Most of the popular White Canyon canyoneering attractions are located on the east side of SR 95 between Fry Canyon and Hite. When looking from above, this pale sandstone area looks like a maze of deep narrow water carved gullies and slot canyons. The Black Hole is one of the best areas to experience during the hot summer season, because this area is usually covered with water and quite a bit of wading is involved. There are also endless miles of dry canyon destinations to explore and this is best done during the cool weather seasons so the backpack is not weighed down with an extra gallon of water. Heavy duty backpacking equipment will be required for any adventure in White Canyon north of the paved road and climbing gear along with waterproofing may be necessary. This is a very remote place with little chance of timely rescue, so it is best to to do some research when planning the trek.

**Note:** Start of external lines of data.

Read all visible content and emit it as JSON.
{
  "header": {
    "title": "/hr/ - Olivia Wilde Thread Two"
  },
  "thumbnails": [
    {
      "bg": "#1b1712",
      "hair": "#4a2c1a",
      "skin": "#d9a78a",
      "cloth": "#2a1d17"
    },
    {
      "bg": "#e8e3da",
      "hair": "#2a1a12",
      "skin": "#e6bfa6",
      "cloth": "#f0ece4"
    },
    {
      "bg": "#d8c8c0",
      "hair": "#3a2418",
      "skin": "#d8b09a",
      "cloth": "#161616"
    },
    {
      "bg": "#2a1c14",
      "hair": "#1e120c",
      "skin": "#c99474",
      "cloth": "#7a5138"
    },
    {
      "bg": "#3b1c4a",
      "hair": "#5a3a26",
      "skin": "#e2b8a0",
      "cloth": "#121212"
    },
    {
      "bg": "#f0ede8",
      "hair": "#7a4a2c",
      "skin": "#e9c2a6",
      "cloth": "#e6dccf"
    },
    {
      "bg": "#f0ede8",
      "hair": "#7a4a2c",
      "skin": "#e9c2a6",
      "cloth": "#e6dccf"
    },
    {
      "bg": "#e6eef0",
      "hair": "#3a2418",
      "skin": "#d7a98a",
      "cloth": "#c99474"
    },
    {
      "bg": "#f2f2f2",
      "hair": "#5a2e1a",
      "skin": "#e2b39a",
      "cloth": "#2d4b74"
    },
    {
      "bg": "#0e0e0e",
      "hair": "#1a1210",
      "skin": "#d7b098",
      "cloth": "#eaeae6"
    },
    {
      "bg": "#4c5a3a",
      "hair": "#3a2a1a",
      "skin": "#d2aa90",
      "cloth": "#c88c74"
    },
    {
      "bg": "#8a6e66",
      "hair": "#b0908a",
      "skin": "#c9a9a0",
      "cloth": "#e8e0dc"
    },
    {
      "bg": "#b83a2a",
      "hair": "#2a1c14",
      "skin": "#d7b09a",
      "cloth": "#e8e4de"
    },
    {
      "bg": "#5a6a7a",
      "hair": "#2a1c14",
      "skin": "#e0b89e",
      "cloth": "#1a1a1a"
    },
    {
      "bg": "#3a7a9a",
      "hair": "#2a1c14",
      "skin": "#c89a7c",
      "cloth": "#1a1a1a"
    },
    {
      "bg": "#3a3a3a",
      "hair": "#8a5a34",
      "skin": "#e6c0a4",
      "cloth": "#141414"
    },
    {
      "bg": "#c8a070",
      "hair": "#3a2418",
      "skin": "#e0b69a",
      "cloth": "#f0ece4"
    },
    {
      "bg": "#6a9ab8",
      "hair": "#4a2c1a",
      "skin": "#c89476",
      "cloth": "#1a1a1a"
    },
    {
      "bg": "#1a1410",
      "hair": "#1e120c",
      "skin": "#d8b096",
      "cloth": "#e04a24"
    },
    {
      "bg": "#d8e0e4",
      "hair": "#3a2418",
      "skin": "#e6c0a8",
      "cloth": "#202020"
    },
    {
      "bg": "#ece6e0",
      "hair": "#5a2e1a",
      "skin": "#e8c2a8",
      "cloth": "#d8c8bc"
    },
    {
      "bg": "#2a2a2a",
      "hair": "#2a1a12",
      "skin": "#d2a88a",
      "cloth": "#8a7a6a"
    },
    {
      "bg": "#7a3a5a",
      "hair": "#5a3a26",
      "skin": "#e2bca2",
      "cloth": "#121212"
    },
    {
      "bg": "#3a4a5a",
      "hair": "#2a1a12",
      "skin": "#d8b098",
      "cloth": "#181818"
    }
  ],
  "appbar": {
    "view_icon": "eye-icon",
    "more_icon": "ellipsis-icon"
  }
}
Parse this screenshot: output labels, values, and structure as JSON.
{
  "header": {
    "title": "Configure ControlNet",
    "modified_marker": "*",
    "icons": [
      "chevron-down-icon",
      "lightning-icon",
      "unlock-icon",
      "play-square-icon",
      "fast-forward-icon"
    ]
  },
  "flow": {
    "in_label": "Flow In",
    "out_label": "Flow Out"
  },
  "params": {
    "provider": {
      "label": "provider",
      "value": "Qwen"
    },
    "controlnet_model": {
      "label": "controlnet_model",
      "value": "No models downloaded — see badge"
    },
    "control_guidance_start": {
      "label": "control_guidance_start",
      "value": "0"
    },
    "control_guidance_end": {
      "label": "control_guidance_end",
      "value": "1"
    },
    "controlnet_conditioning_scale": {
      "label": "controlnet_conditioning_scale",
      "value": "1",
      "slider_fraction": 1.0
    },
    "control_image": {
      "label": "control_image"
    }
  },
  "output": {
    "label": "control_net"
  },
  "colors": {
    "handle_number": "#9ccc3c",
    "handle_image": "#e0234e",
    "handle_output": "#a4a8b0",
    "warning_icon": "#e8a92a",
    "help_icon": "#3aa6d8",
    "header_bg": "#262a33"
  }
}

On the west side of State Road 95 near Hite, White Canyon cuts through the eroded red rock mountains within the boundaries of the National Recreation Area all the way to Lake Powell. The walk to the water's edge used to be a short distance many years ago, but because of water depletion, it is now quite a long hike. In this area there are two marked dirt roads along SR 95 that go to where the lake water used to be. Both end at the same dry wash gulley that is now a silt basin that is very easy for a 4x4 vehicle to get stuck in. From that point, the hike to Lake Powell through the lower end of White Canyon begins.
Because water depletion has made this end of Lake Powell less attractive for water sports enthusiasts, the White Canyon access road has basically now turned into an unmaintained abandoned dirt road. Much of this road has been wiped out by flash floods and the bare bedrock sections are very rough. At the end point, the banks of the dry wash gulley are steep and silty, so only a modified 4x4 or ATV can continue on from this point.
The White Canyon access road may not be as popular as it used to be, but for those who drive a rugged vehicle it still may be worth checking out. There are very few tire tracks on this dirt trail, so this destination does present a chance to escape from the big crowds. Primitive camping is an option in this region and the views of White Canyon cutting through the red rock outcrops are what a landscape artist dreams of. The dirt road may be rough in this unforgiving place, but the reward is to experience a place on earth that few others have the opportunity to see!